Es ist schlicht egal ob es auf einem PC gezeigt worden ist oder nicht.
Eine "Konsolenversion" kann (und muss) genauso auf einem Rechner laufen, Entwickelt wird schließlich immer auf dem PC, nicht auf den Konsolen, nur ist es heutzutage meist so, dass der Code gleich an die Lead-Plattformen (meist XBox und/oder PS3) angepasst wird, sodass die Arbeitsschritte der Engine mit dem späteren System perfekt harmonieren.
Da BF3 jedoch primär ersteinmal auf PC-Hardware hinentwickelt worden ist kann der Konsolen-grafik-content genauso auf dem Rechner laufen, und damit meine ich nicht "ungefähr" übereinstimmende Einstellungen für Texturen etc. sondern exakt die gleiche Optik.

Sprich: Bisher haben wir zwar Präsentationen auf dem PC gesehen, diese enthielten aber "nur" die Konsolen-optik; Oder aber es kam in den gezeigten Abschnitten nichts vor was in den Konsolenversionen nicht enthalten wäre, das würde aber in dem Kontext seiner Aussage wenig Sinn machen, da es hier nicht um den Spielcontent sondern um die Grafik ging.
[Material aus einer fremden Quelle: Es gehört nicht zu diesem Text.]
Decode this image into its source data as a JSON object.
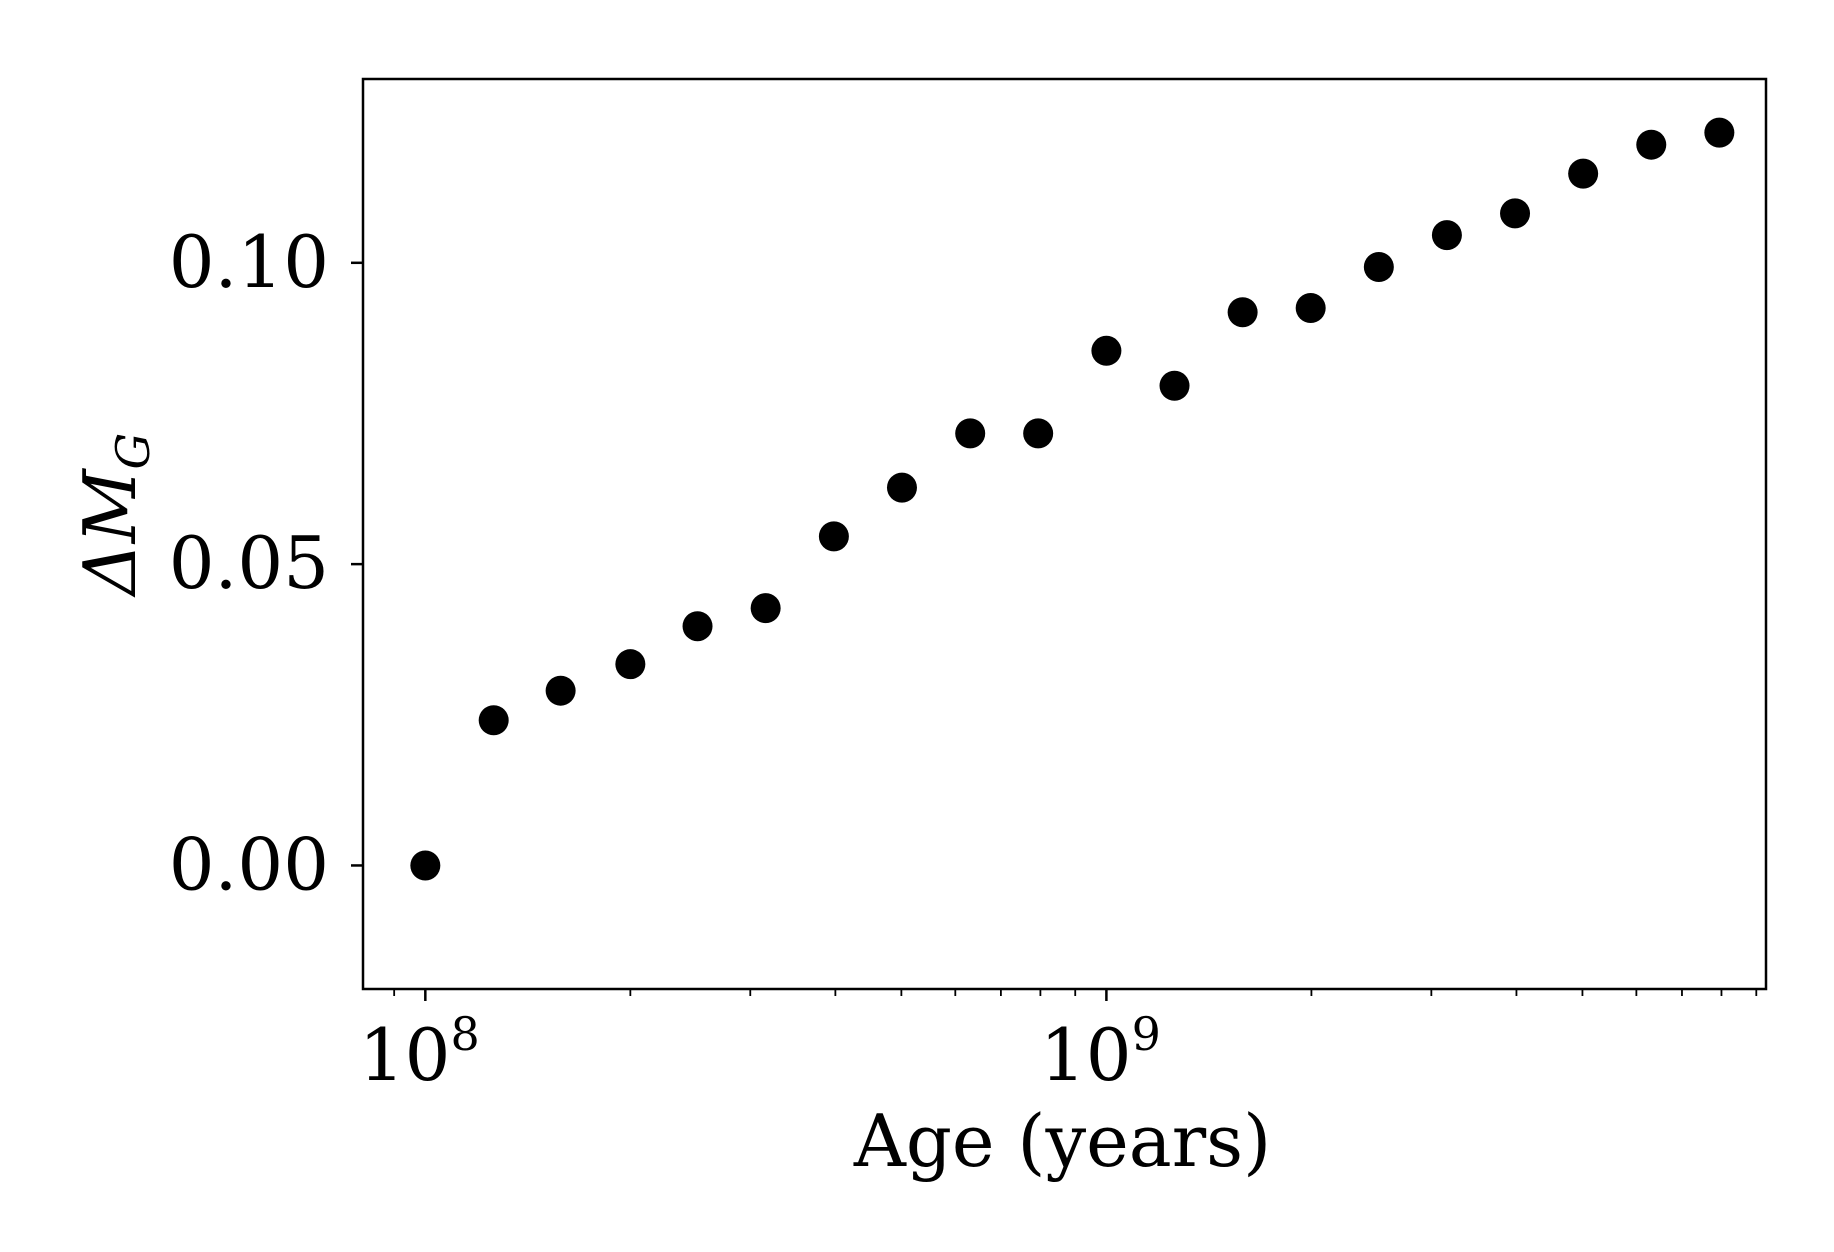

Das ganze kommt mir jedoch trozdem sehr spanisch vor, da das gezeigte definitiv Full-HD Qualitäten hatte und bereits die Vorgänger-engine für die Konsolen stark gedrosselt werden musste, obwohl das Grundgerüst dieser noch vom ersten "exklusiven" Konsolenteil stammte.

Wir werden sehen was da auf uns zukommt.


----------



## Drogeriet87 (14. Juni 2011)

*AW: News - Battlefield 3 gegen Modern Warfare 3: EA-Chef kündigt "Kampf der Titanen" an*

In den Verkaufszahlen wird MW3 BF3 locker abziehen ...
Nix mit Titanen usw.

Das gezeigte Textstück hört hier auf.